{No Mayo} Pickled Beet Deviled Eggs.

Somewhere in between two and five I was such a brat. I was the kid who babysitters hated to be around. Whether it was me cutting off my hair, screaming about not wanting to go to bed, or, yes, throwing toys at them, I totally went there as a child. My mothers solution was to put me in to sports, all.the.time. Every sport you could possibly put a child in, I did it. And by the time I would come home, I was so tired, I would just pass out. It was brilliant in fact. And now, despite my lack of musical or dancing abilities, I am thankful for it.

So one day, somewhere in between basketball and soccer practice, my mom made me a turkey sandwich. I ate it with vengeance, and then it came right back up. Gross I know. It was the fault of an OVER mayonnaise-d sandwich. I know some people love mayo, and will not accept a sandwich without it, but I was and never be one of those people. I am not sure it is fair to blame it entirely on that sandwich, but it is definitely an event I remember.
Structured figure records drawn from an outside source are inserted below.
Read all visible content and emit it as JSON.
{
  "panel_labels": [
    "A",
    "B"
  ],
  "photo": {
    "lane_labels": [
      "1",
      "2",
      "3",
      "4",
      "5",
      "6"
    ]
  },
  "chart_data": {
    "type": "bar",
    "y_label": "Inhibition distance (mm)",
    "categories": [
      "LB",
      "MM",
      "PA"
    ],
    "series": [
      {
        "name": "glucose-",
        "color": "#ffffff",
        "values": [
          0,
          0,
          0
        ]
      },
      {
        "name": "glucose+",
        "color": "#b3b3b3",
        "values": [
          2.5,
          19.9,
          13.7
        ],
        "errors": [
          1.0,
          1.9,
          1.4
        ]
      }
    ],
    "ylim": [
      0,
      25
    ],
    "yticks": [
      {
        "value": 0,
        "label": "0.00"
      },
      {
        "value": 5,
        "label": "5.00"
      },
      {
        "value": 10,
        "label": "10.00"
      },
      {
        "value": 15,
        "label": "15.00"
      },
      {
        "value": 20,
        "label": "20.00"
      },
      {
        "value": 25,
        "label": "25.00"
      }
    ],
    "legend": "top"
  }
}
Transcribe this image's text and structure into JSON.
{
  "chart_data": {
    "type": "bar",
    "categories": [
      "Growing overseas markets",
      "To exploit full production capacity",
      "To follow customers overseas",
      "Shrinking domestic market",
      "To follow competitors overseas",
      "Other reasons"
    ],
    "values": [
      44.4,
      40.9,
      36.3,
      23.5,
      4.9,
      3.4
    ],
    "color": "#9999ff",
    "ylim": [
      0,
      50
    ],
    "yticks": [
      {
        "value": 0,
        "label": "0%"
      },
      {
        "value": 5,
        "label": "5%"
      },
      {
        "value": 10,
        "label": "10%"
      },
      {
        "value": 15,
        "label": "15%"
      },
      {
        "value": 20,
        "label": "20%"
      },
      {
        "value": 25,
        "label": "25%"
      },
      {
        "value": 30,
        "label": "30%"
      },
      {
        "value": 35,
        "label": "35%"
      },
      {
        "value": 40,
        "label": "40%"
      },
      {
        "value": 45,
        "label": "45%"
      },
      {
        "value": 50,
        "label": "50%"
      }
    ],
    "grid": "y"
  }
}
I know my friend, whose name starts with an S will agree with me on this.

That isn't to say that I don't use it every so often, and in fact I completely understand that not everyone has had the same experience that I have had, but I have steered clear of mayonnaise involved recipes, for example deviled eggs. But deviled eggs are so amazingly good you are thinking to yourself, and I happen to agree, now. But yet, still as much as I have tried them, I have time and time again, not loved the idea of mayonnaise filled egg cups.

With Easter around the corner, however, I have been thinking about dying eggs. So when I came across a tid-bit in a magazine recently that touted pickled beet deviled eggs, I could not resist concocting my own little recipe, because the idea is indeed brilliant.

Pickles Beet Deviled Eggs
2 cups distilled white vinegar
1 cup water
1 large red beet, peeled and sliced
6 hardboiled eggs, peeled
3TB creme fraise
1tsp fennel powder
salt and pepper to taste
chives or chervil garnish

Bring vinegar and water to a boil with the sliced beets, let is simmer for 10 minutes then turn off.

Put pickling liquid in tubberware and allow to cool to room temperature.

Place eggs in pickling mixture and allow to soak for 1-2hours in the fridge.

Slice eggs in half, and whip together egg yolks with remaining ingredients, and then assemble.

Garnish and enjoy.

1 comment:

  1. Few things are prettier than beet juice, it's pretty amazing that all of that vibrant color comes from a root vegetable. This almost makes me want to eat deviled eggs, between the beautiful presentation and the smart swap of creme fraiche for mayonnaise (I'm with you on that food fear, unless it is freshly made aioli), still I'm not sure I can get behind hard-boiled eggs gussied up or not, so I will indulge in the pictures instead!